One problem facing manufacturers of Class 1s and 1m devices and devices in higher risk classes relates to the interpretation of Article 120 of the MDR, under which devices which were manufactured in conformance with the Directives but for which valid certificates were not issued by notified bodies prior to the MDR's effective date, 26 May 2021, may continue to be placed on the market and sold provided they undergo no significant changes in the time since the MDR took effect. The question as to how the phrase "significant changes in the design and intended purpose" is to be understood in any individual case is already the subject of intense discussion among manufacturers and notified bodies.

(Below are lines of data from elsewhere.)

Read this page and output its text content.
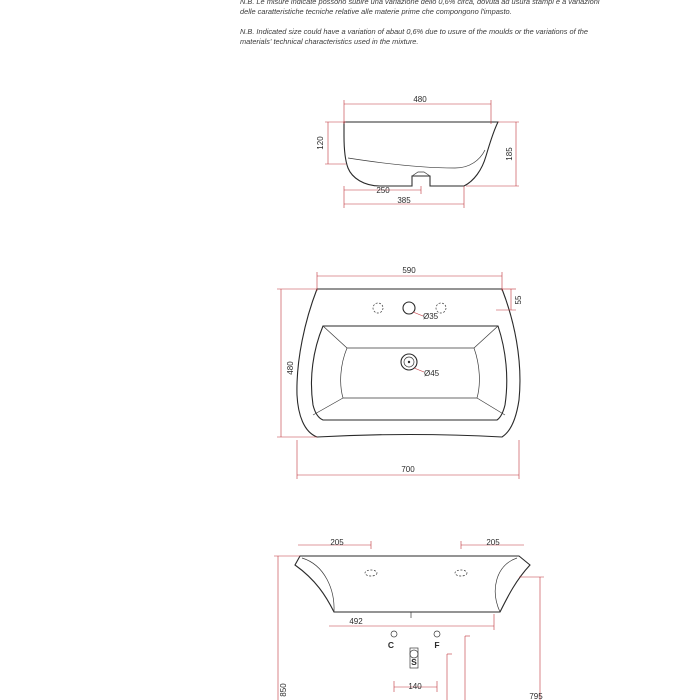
N.B. Le misure indicate possono subire una variazione dello 0,6% circa, dovuta ad usura stampi e a variazioni

delle caratteristiche tecniche relative alle materie prime che compongono l'impasto.

N.B. Indicated size could have a variation of abaut 0,6% due to usure of the moulds or the variations of the

materials' technical characteristics used in the mixture.

480
120
185
250
385
Ø35
Ø45
590
55
480
700
205	205
492
C	F
S
140
850	795
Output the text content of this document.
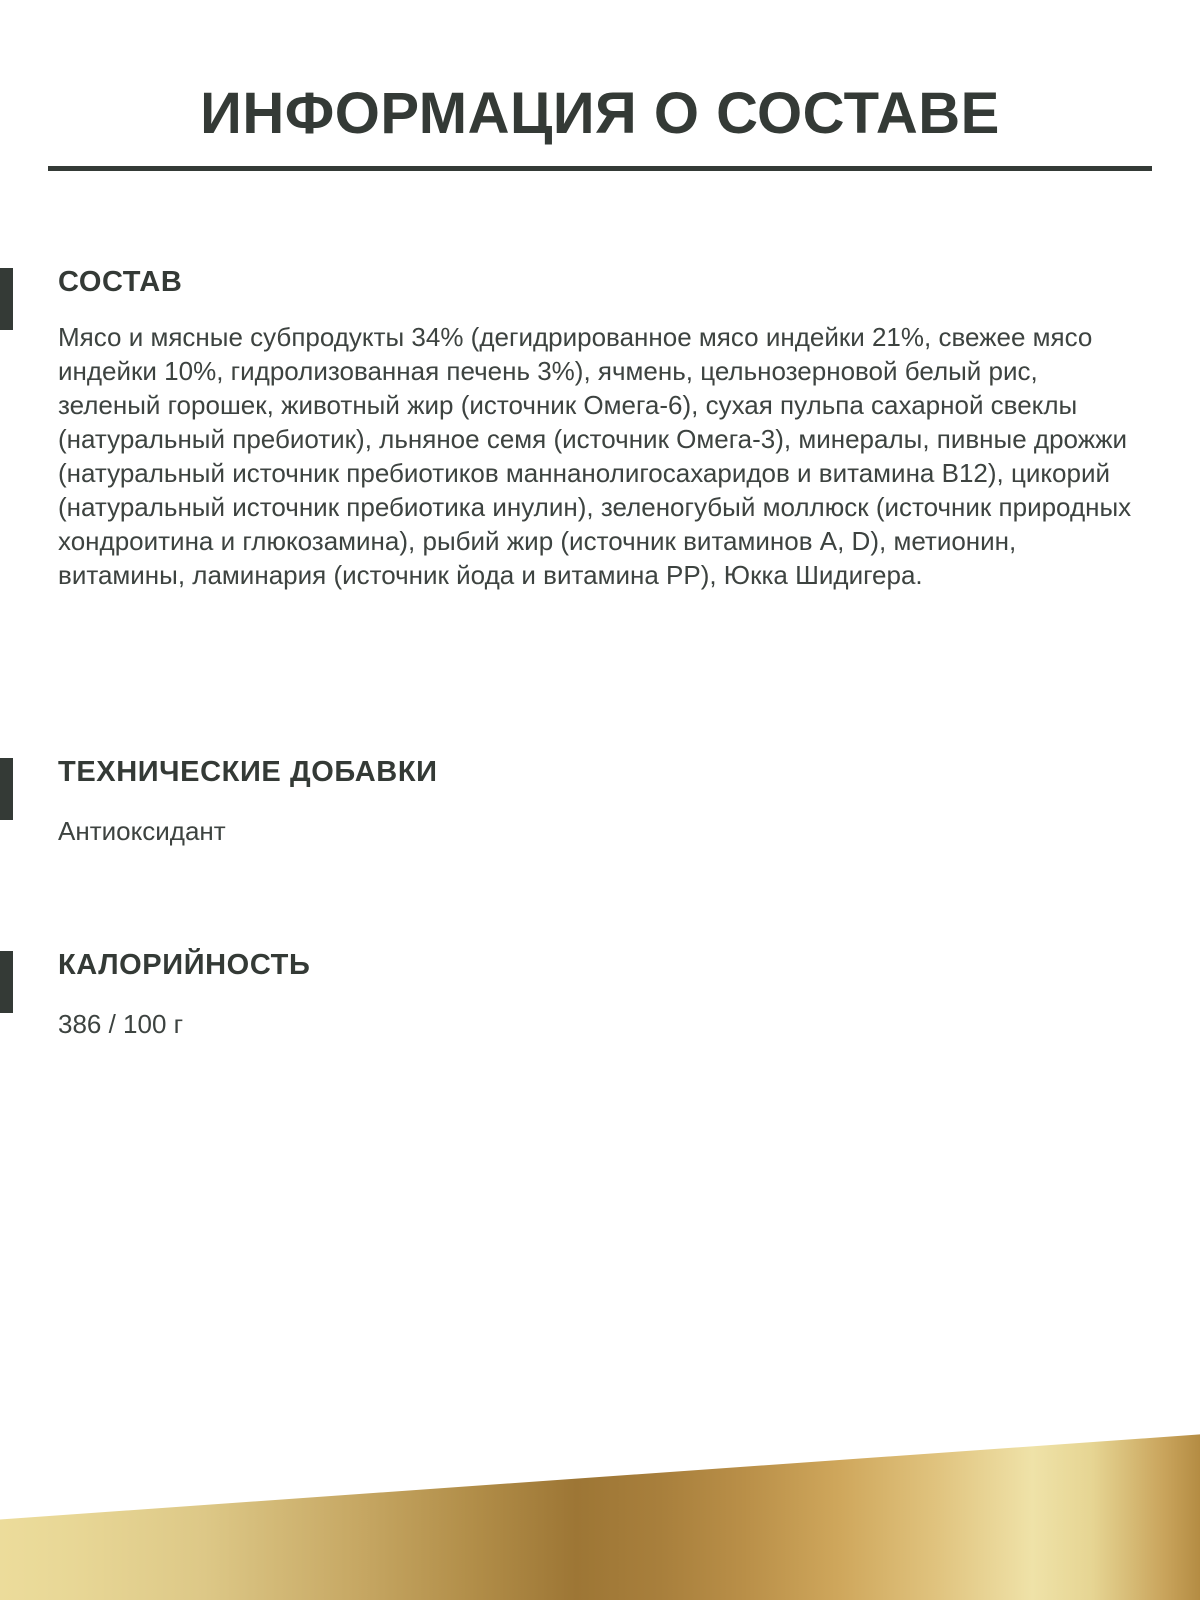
ИНФОРМАЦИЯ О СОСТАВЕ
СОСТАВ

Мясо и мясные субпродукты 34% (дегидрированное мясо индейки 21%, свежее мясо индейки 10%, гидролизованная печень 3%), ячмень, цельнозерновой белый рис, зеленый горошек, животный жир (источник Омега-6), сухая пульпа сахарной свеклы (натуральный пребиотик), льняное семя (источник Омега-3), минералы, пивные дрожжи (натуральный источник пребиотиков маннанолигосахаридов и витамина B12), цикорий (натуральный источник пребиотика инулин), зеленогубый моллюск (источник природных хондроитина и глюкозамина), рыбий жир (источник витаминов A, D), метионин, витамины, ламинария (источник йода и витамина PP), Юкка Шидигера.

ТЕХНИЧЕСКИЕ ДОБАВКИ

Антиоксидант

КАЛОРИЙНОСТЬ

386 / 100 г
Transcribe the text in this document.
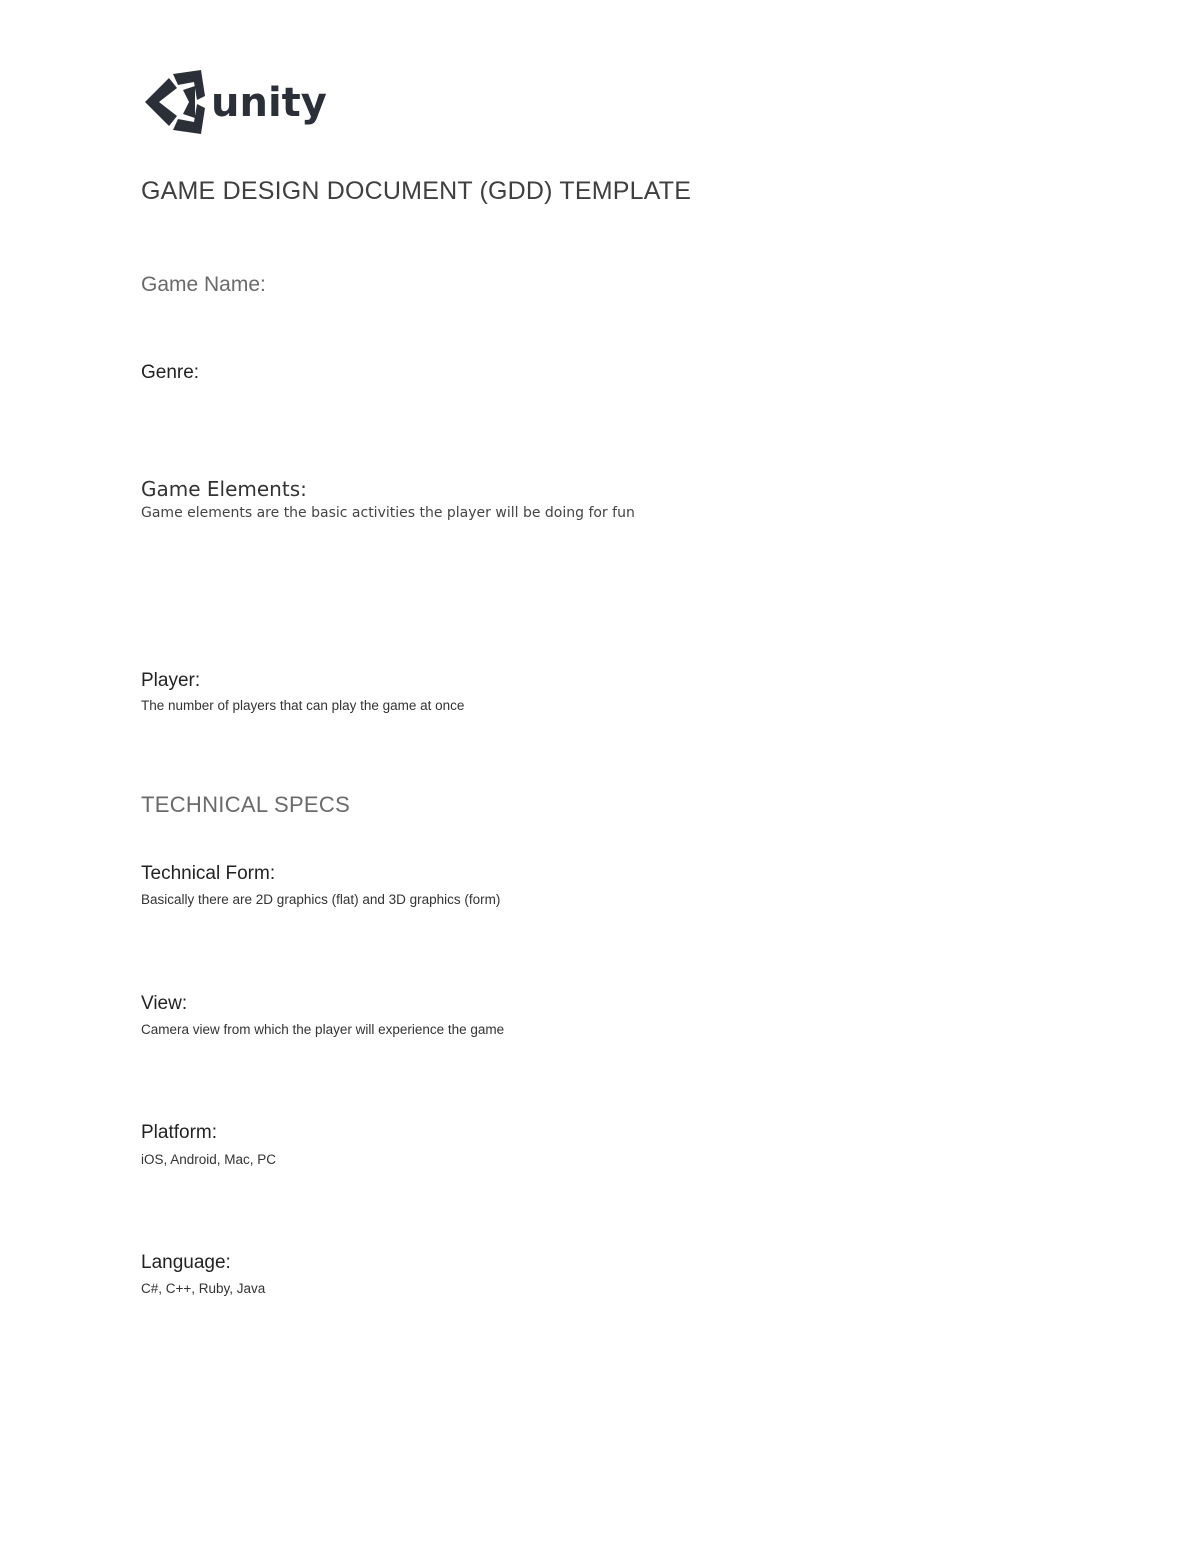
unity
GAME DESIGN DOCUMENT (GDD) TEMPLATE
Game Name:
Genre:
Game Elements:
Game elements are the basic activities the player will be doing for fun
Player:
The number of players that can play the game at once
TECHNICAL SPECS
Technical Form:
Basically there are 2D graphics (flat) and 3D graphics (form)
View:
Camera view from which the player will experience the game
Platform:
iOS, Android, Mac, PC
Language:
C#, C++, Ruby, Java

What is clear, and this is especially true for Class I devices, for which Article 120 of the MDR does not apply - is that the requirements in the MDR should now be considered binding for medical devices which are placed on the market for the first time. Particular attention should be paid to the following aspects, where the rules established by the MDR are stricter than before:
- proper classification of devices in accordance with the MDR's strict classification rules;
- ensuring that the general safety and performance requirements set out in Annex 1 of the MDR are met (including IT security and data protection requirements) in some cases including harmonized standards and common specifications;
- preparing a clinical evaluation;
- preparing technical documentation;
- preparing instructions for use and label;
- establishing a QM system;
- availability of a person responsible for regulatory compliance in accordance with Article 15 of the MDR;
- registration of devices and manufacturers in the EUDAMED database, where possible;
- implementing a post-market surveillance system, including a periodic reporting system (PMS, PSUR);
- implementing a vigilance system for the reporting of "field safety corrective actions."
In addition to complying with the MDR, companies will also have to keep in mind that national rules may also change as the MDR takes effect. In some cases, requirements for manufacturers, importers and distributors under national law will be even stricter than those which were originally set down in the MDR.
Conclusion and Recommended Action
Manufacturers whose devices still have valid certificates in accordance with the Directives should seek to obtain clarity as to residual periods and as to the limits and meaning of the sell-off provision. With respect to the placement on the market of new devices and Class I devices, the MDR's requirements as well as the national rules should be heeded by manufacturers, importers and distributors alike.